The parameter type is the same Config model returned by get_config. See the Config Schema for every field, including the nested ProfileExtractorConfig, UserPlaybookExtractorConfig, PlaybookAggregatorConfig, DeduplicationConfig, AgentSuccessConfig, APIKeyConfig, and LLMConfig shapes.
Example — using a preset:
response = client.set_config({
"extraction_preset": "long_form", # auto-sets batch_size=25, batch_interval=10
"user_playbook_extractor_configs": [{
"extractor_name": "quality",
"extraction_definition_prompt": "Extract playbook entries about response quality",
}],
})Example — full configuration:
config = client.get_config()
# Add profile extractors
config.profile_extractor_configs = [
{
"extractor_name": "preferences_extractor",
"extraction_definition_prompt": "Extract user preferences and interests",
"context_prompt": "Analyzing customer conversations",
},
{
"extractor_name": "skill_extractor",
"extraction_definition_prompt": "Extract user technical skill level",
"context_prompt": "Technical support interactions",
"metadata_definition_prompt": "Include skill areas and proficiency levels",
},
]
# Add playbook configuration with aggregation and deduplication
config.user_playbook_extractor_configs = [
{
"extractor_name": "quality_playbook",
"extraction_definition_prompt": "Extract playbook entries about response quality",
"aggregation_config": {
"min_cluster_size": 3,
"clustering_similarity": 0.6,
},
"deduplication_config": {
"search_threshold": 0.4,
"search_top_k": 5,
},
},
{
"extractor_name": "helpfulness_playbook",
"extraction_definition_prompt": "Identify whether the response was helpful to the user",
"aggregation_config": {"min_cluster_size": 5},
},
]
response = client.set_config(config)
print(f"Config updated: {response['success']}")Identity & Storage Routing
Two read-only endpoints expose information about the org and storage backing the current API key. Both are commonly used by managed Reflexio Enterprise users to verify which org and storage their API key resolves to.
whoami
Return the server's view of the caller's org and storage routing. The response is masked — it never contains raw credentials, so it is safe to print or include in bug reports.
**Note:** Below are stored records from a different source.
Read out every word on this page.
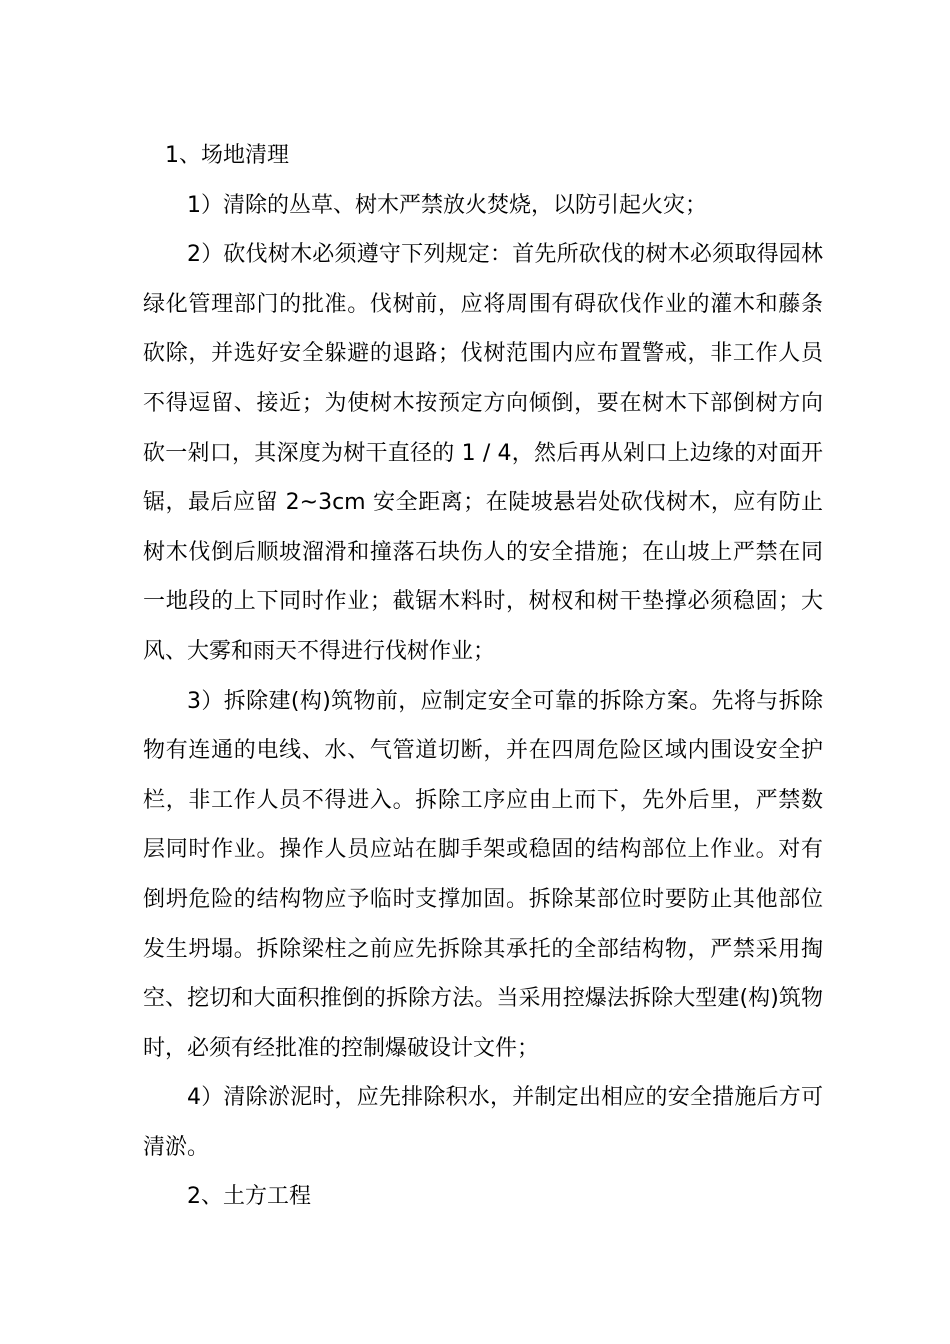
1、场地清理

1）清除的丛草、树木严禁放火焚烧，以防引起火灾；

2）砍伐树木必须遵守下列规定：首先所砍伐的树木必须取得园林绿化管理部门的批准。伐树前，应将周围有碍砍伐作业的灌木和藤条砍除，并选好安全躲避的退路；伐树范围内应布置警戒，非工作人员不得逗留、接近；为使树木按预定方向倾倒，要在树木下部倒树方向砍一剁口，其深度为树干直径的 1 / 4，然后再从剁口上边缘的对面开锯，最后应留 2~3cm 安全距离；在陡坡悬岩处砍伐树木，应有防止树木伐倒后顺坡溜滑和撞落石块伤人的安全措施；在山坡上严禁在同一地段的上下同时作业；截锯木料时，树杈和树干垫撑必须稳固；大风、大雾和雨天不得进行伐树作业；

3）拆除建(构)筑物前，应制定安全可靠的拆除方案。先将与拆除物有连通的电线、水、气管道切断，并在四周危险区域内围设安全护栏，非工作人员不得进入。拆除工序应由上而下，先外后里，严禁数层同时作业。操作人员应站在脚手架或稳固的结构部位上作业。对有倒坍危险的结构物应予临时支撑加固。拆除某部位时要防止其他部位发生坍塌。拆除梁柱之前应先拆除其承托的全部结构物，严禁采用掏空、挖切和大面积推倒的拆除方法。当采用控爆法拆除大型建(构)筑物时，必须有经批准的控制爆破设计文件；

4）清除淤泥时，应先排除积水，并制定出相应的安全措施后方可清淤。

2、土方工程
identity = client.whoami()
print(identity.org_id, identity.storage_type, identity.storage_label)The reflexio status whoami CLI command wraps this method and prints a formatted summary.
get_my_config
Return the raw storage credentials for the caller's org. Used by reflexio config pull / config storage to let users move per-org server-side config to a fresh machine.
my_config = client.get_my_config()
if my_config.success:
print(my_config.storage_type)
# my_config.storage_config is a dict containing raw credentialsUnlike whoami, this response does contain raw credentials. Do not log or print the full response. Treat it like any other secret material.